Report – Spatial mapping of metabolic drivers of T cell exhaustion in metastatic melanoma

Metastatic melanoma is a highly aggressive cancer often resistant to immunotherapy, leaving patients with few effective treatment options. Identifying combinatorial strategies to enhance current therapies is therefore critical. Our lab has shown that the metabolicenvironment of distant metastases can locally influence CD8+ T cell function and therapy response, highlighting metabolism as a key regulator of immune activity in cancer. However, these insights have largely come from in vitro models, where interactions between cancer and immune cells can be studied in isolation. While valuable, these systems lack the complexity of the in vivo tumor microenvironment. So far, metabolic profiling of entire tumor tissues has not allowed us to resolve localized cell–cell interactions.
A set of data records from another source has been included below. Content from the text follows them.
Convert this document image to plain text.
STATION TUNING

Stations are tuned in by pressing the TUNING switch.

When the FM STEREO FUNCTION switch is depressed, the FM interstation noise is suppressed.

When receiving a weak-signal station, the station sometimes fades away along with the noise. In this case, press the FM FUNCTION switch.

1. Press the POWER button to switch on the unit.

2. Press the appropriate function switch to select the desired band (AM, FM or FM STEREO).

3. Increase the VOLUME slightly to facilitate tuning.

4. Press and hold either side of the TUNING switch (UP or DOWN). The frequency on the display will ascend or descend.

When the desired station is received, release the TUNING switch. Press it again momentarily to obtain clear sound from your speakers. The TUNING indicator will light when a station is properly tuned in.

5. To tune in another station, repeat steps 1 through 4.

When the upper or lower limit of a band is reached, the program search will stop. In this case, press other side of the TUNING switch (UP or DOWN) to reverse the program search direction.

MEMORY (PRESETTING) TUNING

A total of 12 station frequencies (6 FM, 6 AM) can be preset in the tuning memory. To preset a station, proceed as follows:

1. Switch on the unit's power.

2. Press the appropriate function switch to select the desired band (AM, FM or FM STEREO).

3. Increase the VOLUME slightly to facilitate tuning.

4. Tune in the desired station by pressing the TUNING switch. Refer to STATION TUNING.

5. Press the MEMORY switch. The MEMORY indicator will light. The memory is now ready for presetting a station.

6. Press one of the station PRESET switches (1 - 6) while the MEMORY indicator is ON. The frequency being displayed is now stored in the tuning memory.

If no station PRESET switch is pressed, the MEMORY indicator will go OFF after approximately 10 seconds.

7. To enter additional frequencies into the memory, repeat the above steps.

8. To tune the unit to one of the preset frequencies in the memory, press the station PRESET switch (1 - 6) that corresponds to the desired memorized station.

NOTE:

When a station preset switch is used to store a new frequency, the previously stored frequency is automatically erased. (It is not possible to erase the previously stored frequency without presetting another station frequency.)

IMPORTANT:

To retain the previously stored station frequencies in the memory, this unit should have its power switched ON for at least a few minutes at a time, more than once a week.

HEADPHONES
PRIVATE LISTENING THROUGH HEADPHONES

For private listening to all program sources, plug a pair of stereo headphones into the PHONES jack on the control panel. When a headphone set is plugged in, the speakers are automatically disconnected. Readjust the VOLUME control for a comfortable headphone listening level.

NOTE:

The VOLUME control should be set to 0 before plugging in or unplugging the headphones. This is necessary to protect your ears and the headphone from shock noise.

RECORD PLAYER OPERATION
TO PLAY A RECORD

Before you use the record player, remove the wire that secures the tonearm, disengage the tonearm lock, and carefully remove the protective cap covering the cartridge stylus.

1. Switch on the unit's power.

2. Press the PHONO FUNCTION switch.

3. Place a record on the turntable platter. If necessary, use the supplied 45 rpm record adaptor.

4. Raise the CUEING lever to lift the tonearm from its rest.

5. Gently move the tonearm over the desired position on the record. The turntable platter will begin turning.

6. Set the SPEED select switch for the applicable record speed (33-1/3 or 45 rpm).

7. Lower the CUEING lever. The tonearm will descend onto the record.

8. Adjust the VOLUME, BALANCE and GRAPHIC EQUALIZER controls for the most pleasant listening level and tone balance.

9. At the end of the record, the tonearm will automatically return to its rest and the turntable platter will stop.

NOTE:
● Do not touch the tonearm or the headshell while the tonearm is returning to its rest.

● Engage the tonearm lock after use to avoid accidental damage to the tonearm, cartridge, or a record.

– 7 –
To move forward, we need spatially resolved metabolic approaches that can reveal how the metastatic niche shapes T cell function and contributes to therapy resistance in vivo . Thanks to the support of the Beug Foundation, we have uncovered a link between metabolic heterogeneity in melanoma-derived lung and liver metastases and distinct patterns of CD8+ T cell infiltration and functionality. These findings suggest that specific metabolic cues within metastatic niches may shape immune responses and contribute to therapy resistance. We are now validating the top candidate metabolites and investigating their mechanistic roles in modulating T cell behavior, with the goal of identifying new targets to overcome resistance and improve immunotherapy outcomes. Importantly, this award has also allowed our lab to generate preliminary data to secure follow up funding.